The report also dismisses Jobs’ ridiculous claim that the Ipad is a “revolutionary device” by asking users what they do with the shiny toy. Aside from web browsing and watching videos, checking email, playing games and listening to music were all popular Ipad activities, just as they are on netbooks and even the firm’s Iphones and Macbooks.

As Jobs’ Mob decides whether or not to deride this report, it cannot hide from the fact that the road its dear leader has decided to take it down might lead to alienating a significant percentage of its customers.

The fruit themed toymaker is launching the Ipad on May 28 or June 7 depending on which date you believe. That is also the same time that Google is set to release Android 2.2, which features multi-tasking and Adobe’s Flash 10.1, both of which are features absent from Apple’s oversized Iphone without a phone.

Source: the inquirer

Adobe admits defeat to iPhone/iPad

It doesn’t come as much of a surprise, but Adobe have finally given up all hope for the iPhone/iPod and iPad devices, after being “banned” by Apple.

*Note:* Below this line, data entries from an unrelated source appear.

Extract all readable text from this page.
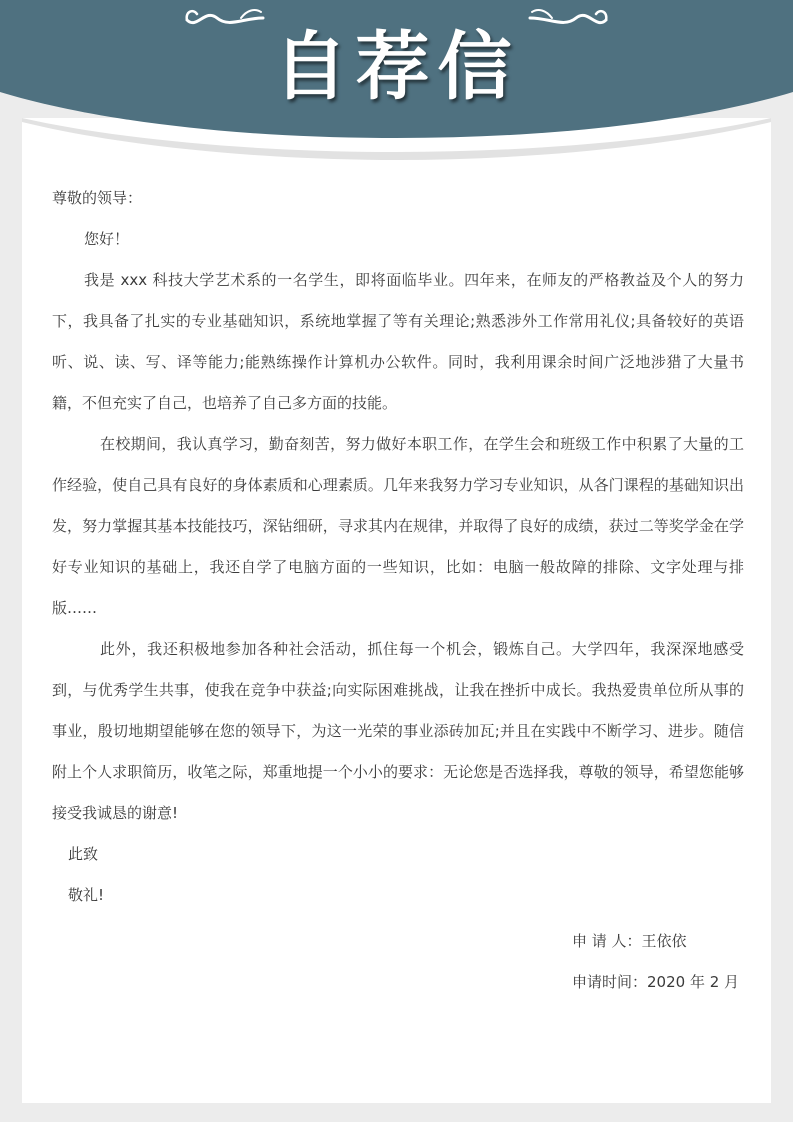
自荐信

尊敬的领导：

您好！

我是 xxx 科技大学艺术系的一名学生，即将面临毕业。四年来，在师友的严格教益及个人的努力下，我具备了扎实的专业基础知识，系统地掌握了等有关理论;熟悉涉外工作常用礼仪;具备较好的英语听、说、读、写、译等能力;能熟练操作计算机办公软件。同时，我利用课余时间广泛地涉猎了大量书籍，不但充实了自己，也培养了自己多方面的技能。

在校期间，我认真学习，勤奋刻苦，努力做好本职工作，在学生会和班级工作中积累了大量的工作经验，使自己具有良好的身体素质和心理素质。几年来我努力学习专业知识，从各门课程的基础知识出发，努力掌握其基本技能技巧，深钻细研，寻求其内在规律，并取得了良好的成绩，获过二等奖学金在学好专业知识的基础上，我还自学了电脑方面的一些知识，比如：电脑一般故障的排除、文字处理与排版……

此外，我还积极地参加各种社会活动，抓住每一个机会，锻炼自己。大学四年，我深深地感受到，与优秀学生共事，使我在竞争中获益;向实际困难挑战，让我在挫折中成长。我热爱贵单位所从事的事业，殷切地期望能够在您的领导下，为这一光荣的事业添砖加瓦;并且在实践中不断学习、进步。随信附上个人求职简历，收笔之际，郑重地提一个小小的要求：无论您是否选择我，尊敬的领导，希望您能够接受我诚恳的谢意!

此致

敬礼!

申 请 人：王依依
申请时间：2020 年 2 月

Recently, Apple changed their developer agreement, prohibiting the use of third party tools to construct iPhone applications (including the heavily invested CS5 iPhone Exporter).

Apple have reason not to include Flash on their devices because it’s now said to be almost obsolete, with the rise of HTML5 to allow video/audio and animation: a feature which is heavily supported in Mobile Safari.

Adobe have said: “We will still be shipping the ability to target the iPhone and iPad in Flash CS5. However, we are not currently planning any additional investments in that feature.”, instead they will focus their attention on the competing smart phone, Google Android.

Adobe fears business loss due to iPhone/iPad

It’s a well known fact that Apple and Adobe do not get on with each other, probably due to the fact that the introduction of Flash support for the iPhone/iPod/iPad will severely effect sales of games within the App Store (we all know plenty of websites which offer free flash games).

A recent report filed by Adobe mentions that the restrictions placed on the company states that it’s making it increasingly difficult for Adobe to survive, since customers are persuaded to use alternative technologies (HTML5?).

Mac Rumours mention that the filing comes just one day After the release of the iPhone OS 4.0 developer preview, which has a modified licensing agreement that prohibits the use of Adobe Flash Professional CS5 features (which allows Flash developers to export flash content to native iPhone format.